I wasn’t entirely joking. Part of what I loved about Seven was how utterly different he was from me. This was not just a matter of looks or background or even what one might call worldview. It was deeper than that, I thought, maybe older. The Maori author Patricia Grace once wrote that “there’s a way the older people have of telling a story, a way where the beginning is not the beginning, the end is not the end. It starts from the centre and moves away from there in such widening circles that you don’t know how you will finally arrive at a point of understanding, which becomes itself another core, a new centre.” I often felt like this about Seven when he tried to tell a story or give an account of something he knew; it was as though he told it inside out or explained it starting in the middle. His narratives, like his ingenuity, seemed part and parcel of a larger sensibility, the logic of which twisted and turned like a set of French curves or the coils and branches of a Maori carving.
He had a lot of weird ideas—some good, some bad, but all unexpected. He was a great believer in conspiracies and was inclined to see the hand of an unknown agency in any kind of unexplained event (and even in some that were not so difficult to account for). He was deeply suspicious of official explanations, a fact that I attributed to his general mistrust of authority figures—who, as he pointed out, had never been particularly on his side—but perfectly willing to countenance supernatural possibilities.

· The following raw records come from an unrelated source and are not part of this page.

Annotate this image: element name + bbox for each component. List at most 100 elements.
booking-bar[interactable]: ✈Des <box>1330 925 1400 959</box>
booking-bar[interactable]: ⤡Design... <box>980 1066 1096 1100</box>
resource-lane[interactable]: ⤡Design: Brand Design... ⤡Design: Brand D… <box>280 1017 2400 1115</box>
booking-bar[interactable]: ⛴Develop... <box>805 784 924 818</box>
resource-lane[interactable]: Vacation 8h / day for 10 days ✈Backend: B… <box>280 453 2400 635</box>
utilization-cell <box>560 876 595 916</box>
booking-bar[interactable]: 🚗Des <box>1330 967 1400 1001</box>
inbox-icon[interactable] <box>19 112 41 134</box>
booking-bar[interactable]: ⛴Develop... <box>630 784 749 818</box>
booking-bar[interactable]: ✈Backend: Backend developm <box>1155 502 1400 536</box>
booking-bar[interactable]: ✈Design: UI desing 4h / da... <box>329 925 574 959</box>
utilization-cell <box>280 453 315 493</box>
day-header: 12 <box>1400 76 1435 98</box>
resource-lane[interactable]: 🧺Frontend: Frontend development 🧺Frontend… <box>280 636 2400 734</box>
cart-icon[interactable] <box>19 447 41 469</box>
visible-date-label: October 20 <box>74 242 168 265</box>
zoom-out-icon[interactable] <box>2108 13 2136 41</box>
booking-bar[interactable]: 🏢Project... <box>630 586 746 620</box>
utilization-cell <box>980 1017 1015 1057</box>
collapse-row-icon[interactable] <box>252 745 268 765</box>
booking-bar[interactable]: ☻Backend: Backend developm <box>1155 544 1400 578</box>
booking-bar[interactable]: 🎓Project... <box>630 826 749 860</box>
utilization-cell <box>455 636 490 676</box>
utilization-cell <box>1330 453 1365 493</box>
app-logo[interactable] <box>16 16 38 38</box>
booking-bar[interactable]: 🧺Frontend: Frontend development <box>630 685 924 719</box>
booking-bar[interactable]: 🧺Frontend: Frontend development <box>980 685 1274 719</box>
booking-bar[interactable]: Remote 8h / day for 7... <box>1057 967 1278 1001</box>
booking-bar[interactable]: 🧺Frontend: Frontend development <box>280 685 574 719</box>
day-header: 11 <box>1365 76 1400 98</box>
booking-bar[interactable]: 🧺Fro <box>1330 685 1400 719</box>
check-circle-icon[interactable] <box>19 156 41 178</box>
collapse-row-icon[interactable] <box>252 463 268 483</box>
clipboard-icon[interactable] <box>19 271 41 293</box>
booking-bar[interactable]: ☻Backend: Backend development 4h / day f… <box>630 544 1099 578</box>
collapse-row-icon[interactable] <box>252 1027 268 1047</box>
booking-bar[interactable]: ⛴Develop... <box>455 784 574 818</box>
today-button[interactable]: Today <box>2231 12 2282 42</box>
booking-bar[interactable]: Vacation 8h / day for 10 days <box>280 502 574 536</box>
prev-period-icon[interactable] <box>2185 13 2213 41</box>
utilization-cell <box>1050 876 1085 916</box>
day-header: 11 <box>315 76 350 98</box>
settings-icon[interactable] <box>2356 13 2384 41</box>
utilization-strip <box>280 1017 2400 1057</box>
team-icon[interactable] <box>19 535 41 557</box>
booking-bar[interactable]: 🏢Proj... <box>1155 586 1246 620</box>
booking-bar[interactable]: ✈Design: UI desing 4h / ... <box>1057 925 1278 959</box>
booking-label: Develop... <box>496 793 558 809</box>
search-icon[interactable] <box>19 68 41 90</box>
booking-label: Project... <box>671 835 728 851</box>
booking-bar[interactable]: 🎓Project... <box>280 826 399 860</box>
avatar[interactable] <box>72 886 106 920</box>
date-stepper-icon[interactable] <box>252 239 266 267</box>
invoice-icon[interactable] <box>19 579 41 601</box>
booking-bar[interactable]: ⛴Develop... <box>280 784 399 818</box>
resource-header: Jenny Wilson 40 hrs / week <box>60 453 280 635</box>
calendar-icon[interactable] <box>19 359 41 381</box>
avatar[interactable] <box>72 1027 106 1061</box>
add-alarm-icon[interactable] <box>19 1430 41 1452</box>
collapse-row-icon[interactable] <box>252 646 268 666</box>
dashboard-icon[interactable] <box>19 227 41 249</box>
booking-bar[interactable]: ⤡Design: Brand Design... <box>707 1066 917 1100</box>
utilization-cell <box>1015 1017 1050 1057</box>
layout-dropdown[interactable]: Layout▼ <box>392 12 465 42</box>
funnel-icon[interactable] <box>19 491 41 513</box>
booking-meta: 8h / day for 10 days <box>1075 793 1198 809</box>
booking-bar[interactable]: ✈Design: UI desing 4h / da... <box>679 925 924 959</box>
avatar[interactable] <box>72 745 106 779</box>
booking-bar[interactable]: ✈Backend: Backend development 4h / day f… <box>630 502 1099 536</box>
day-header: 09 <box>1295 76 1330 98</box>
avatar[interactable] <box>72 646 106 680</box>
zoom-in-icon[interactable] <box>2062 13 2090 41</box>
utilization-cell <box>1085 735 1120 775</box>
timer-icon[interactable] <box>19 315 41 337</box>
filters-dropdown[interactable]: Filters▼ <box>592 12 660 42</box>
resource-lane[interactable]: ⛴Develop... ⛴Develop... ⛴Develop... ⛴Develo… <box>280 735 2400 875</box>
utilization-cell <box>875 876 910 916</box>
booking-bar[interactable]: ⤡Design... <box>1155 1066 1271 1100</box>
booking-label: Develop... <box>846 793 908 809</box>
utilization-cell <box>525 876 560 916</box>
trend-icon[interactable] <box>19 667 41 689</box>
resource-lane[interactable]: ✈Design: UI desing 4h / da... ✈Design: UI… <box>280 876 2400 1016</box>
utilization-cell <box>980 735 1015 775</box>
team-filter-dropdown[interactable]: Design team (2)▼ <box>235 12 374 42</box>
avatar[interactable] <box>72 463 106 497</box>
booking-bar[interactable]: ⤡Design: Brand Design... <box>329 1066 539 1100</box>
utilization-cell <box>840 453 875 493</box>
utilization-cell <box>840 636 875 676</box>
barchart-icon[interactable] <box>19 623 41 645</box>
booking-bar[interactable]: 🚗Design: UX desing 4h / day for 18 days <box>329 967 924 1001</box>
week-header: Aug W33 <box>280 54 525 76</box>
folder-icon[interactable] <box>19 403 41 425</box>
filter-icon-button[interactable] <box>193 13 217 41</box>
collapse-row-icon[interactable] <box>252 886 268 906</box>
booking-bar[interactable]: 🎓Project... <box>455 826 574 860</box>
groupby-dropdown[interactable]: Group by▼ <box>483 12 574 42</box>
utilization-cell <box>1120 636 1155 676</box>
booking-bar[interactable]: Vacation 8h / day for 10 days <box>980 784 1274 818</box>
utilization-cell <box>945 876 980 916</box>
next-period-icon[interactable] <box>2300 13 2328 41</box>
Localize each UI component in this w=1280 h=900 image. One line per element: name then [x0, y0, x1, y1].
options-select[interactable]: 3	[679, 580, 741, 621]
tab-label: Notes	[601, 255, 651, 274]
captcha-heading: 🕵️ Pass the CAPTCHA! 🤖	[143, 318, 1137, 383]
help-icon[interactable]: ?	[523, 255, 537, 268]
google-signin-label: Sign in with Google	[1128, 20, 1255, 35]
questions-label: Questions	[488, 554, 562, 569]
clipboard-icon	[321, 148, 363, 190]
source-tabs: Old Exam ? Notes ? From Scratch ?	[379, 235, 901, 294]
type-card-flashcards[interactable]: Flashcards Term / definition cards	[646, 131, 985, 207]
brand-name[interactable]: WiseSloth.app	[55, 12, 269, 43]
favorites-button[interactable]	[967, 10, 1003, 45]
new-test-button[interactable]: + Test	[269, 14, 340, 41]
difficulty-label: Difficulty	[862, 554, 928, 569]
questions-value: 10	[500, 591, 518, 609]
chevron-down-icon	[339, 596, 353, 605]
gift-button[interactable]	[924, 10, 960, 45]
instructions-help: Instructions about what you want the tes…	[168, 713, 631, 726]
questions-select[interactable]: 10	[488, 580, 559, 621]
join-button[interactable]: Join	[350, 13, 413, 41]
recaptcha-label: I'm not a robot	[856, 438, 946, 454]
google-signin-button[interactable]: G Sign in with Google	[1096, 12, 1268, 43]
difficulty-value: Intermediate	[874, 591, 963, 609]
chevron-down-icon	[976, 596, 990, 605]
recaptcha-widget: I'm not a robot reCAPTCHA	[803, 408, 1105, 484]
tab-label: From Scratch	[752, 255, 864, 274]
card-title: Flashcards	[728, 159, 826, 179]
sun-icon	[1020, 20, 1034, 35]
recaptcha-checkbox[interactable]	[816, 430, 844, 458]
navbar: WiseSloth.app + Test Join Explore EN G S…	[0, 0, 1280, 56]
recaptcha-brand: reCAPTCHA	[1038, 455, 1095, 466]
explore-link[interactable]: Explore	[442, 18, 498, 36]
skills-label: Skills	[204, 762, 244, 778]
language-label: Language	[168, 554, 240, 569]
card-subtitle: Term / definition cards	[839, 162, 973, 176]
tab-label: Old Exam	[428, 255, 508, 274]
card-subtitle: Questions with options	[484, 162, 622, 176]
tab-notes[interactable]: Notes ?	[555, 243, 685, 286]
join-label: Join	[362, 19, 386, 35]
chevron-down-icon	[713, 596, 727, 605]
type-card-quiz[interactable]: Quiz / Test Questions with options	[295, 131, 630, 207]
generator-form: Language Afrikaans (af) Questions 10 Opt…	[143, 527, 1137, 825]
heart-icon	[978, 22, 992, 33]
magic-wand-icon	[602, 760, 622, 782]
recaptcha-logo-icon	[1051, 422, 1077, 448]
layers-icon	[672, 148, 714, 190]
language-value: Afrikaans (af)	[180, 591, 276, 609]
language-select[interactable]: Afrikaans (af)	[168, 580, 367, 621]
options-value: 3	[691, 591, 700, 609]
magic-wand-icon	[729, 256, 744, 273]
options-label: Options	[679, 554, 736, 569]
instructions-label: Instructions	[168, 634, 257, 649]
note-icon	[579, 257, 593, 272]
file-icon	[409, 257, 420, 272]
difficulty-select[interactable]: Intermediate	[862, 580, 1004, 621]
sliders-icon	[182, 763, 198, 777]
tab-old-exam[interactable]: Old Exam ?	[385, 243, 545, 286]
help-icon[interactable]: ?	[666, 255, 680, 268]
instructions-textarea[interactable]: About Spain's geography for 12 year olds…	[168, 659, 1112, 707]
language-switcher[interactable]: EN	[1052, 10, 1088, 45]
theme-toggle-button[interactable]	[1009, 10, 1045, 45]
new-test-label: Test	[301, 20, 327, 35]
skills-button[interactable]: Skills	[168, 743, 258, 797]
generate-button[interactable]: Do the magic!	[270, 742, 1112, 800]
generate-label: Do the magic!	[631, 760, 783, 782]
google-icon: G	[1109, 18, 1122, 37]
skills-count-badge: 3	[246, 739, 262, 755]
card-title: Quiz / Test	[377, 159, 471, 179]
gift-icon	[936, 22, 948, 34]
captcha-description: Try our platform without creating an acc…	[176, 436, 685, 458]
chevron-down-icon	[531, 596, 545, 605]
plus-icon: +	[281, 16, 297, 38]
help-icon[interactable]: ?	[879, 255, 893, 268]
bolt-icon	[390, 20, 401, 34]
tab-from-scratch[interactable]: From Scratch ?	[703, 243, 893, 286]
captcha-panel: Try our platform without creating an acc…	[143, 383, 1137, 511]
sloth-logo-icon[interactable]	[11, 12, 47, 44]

Maoris are famously leery of the dead and I could never get Seven to wander around old graveyards with me to look at the stones. His views on the subject were not clearly formulated; he couldn’t explain it, it was just a feeling he had. But he did tell me once about a
time when he’d woken in the middle of the night with a powerful sensation that something was clinging to his back. He tried to shake it off, but no matter what he did, it held on to him. The next morning he learned that a friend of his had died during the night. “That’s what it was,” he told me. “It was Pete, paying me a visit.”
Now, I myself am a rationalist. I have never believed in ghosts or extrasensory perception or that the earth etchings in the Peruvian desert were left there by beings from another world. And while, for the most part, I appreciated Seven’s open-mindedness, there were times when his willingness to countenance outlandish explanations drove me quite mad. “How can I listen to you?” I would say. “You think that Earth has been visited by aliens!” His response to these outbursts was so mild, however, that anyone observing us would certainly have concluded that he was the reasonable one.
Once, when we were having one of these conversations, I accused him of being superstitious.
“No, I’m not,” he said calmly.
“Yes you are. You believe in UFOs.”
“Are you going to tell me that there is no other intelligent life in the universe?”
“No,” I countered. “There probably is intelligent life somewhere in the universe. I just don’t think it’s been here. You watch those programs about unexplained phenomena, you get visited by the dead.”